Returns not guaranteed: Like any financial market, there are no guaranteed returns with crypto. While Bitcoin and other altcoins performed well in the long term, there is no guarantee that they will continue going up in the future, and there is always a chance they may not do well during a shorter investment period.
Pros and cons of investing in stocks
Increasingly accessible: It is becoming easier to invest in stocks, with many online platforms and mobile apps emerging in the market. Many such offerings have intuitive interfaces and are integrated with other financial services.
Regulated: Many governments heavily regulate the stock market. For example, in the US, publicly traded companies must disclose information that can impact their stock value to the Securities and Exchange Commission (SEC) — a government oversight agency in charge of investor protection.

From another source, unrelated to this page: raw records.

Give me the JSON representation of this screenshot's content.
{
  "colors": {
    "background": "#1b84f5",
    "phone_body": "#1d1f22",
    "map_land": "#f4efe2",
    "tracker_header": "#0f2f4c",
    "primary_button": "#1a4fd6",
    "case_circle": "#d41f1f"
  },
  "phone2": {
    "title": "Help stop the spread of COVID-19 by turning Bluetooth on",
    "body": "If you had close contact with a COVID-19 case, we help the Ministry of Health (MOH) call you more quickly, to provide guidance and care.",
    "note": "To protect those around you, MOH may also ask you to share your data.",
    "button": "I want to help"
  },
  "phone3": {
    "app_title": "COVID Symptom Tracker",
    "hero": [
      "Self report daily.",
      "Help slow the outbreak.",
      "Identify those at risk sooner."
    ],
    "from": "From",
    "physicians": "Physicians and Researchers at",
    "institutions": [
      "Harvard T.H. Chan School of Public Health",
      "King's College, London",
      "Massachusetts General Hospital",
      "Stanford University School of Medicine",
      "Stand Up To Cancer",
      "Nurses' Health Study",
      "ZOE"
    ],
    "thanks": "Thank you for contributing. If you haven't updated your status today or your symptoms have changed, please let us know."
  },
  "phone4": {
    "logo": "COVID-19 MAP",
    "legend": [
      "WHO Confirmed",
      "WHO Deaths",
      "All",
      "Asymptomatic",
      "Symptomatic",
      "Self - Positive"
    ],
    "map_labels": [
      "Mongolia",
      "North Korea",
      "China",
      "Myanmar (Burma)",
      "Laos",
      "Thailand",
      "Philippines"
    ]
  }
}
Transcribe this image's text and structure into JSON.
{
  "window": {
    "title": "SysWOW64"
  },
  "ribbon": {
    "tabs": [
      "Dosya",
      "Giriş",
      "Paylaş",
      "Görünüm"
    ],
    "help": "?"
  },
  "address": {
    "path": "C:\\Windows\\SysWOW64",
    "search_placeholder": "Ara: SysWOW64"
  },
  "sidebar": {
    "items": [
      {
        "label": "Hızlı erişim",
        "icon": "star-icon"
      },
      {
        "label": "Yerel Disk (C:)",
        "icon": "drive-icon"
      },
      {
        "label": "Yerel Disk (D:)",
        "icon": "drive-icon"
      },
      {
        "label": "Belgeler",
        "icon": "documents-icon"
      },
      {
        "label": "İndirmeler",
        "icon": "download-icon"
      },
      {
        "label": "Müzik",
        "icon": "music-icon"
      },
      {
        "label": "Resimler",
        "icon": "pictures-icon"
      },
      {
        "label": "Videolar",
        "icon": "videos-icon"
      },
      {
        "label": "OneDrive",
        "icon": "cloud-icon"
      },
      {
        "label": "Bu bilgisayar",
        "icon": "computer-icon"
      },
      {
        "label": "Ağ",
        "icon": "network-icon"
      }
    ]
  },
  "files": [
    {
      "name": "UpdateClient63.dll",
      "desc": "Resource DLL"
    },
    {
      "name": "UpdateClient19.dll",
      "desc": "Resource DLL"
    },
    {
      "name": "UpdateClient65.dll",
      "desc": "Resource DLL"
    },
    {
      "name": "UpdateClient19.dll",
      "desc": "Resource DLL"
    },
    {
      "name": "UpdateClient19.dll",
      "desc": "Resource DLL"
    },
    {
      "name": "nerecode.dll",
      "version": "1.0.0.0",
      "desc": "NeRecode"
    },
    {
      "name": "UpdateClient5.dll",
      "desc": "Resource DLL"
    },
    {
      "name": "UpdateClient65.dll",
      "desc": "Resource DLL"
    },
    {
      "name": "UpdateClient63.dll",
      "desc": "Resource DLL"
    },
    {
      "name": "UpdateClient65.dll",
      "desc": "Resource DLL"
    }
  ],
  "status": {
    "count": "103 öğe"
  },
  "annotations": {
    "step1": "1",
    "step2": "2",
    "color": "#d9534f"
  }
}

(Somewhat) inflation-resistant: Certain types of stocks, such as Treasury inflation-protected securities (TIPS), can act as a hedge against inflation.
Variety: There is a wide selection of stocks across different industries and sectors that are available to retail investors. Traders can choose equity based on a large number of criteria, from the company’s business model and location to whether or not they pay dividends.
Volatility: The stock market, too, isn’t immune to sudden changes in prices in the short term. If a company is doing well, its stock prices will likely go up. Similarly, if a company reports losses or receives bad press, the stock value will likely go down. Furthermore, some stocks may be more volatile than others. For example, the value of growth stocks tends to fluctuate more than that of blue-chip stocks that represent shares in established companies with flawless reputations.
Higher fees: In most cases, the fees associated with stock exchange transactions are relatively high, and there are more of them compared to cryptocurrency trading. On top of brokerage fees and commissions, there are also other charges when you purchase or sell your stocks.
Returns not guaranteed: Like any financial market, there are no guaranteed returns with stocks. While there are stocks that often outperform alternative investments in the long term, there is a chance that they may not do well during a shorter investment period.
Although there are clear differences between crypto and stocks, they also have similarities. Both crypto and stocks are valid investment choices, and they can serve different purposes in your portfolio. Regardless of which one you choose, always make sure you’re aware of the associated risks and DYOR.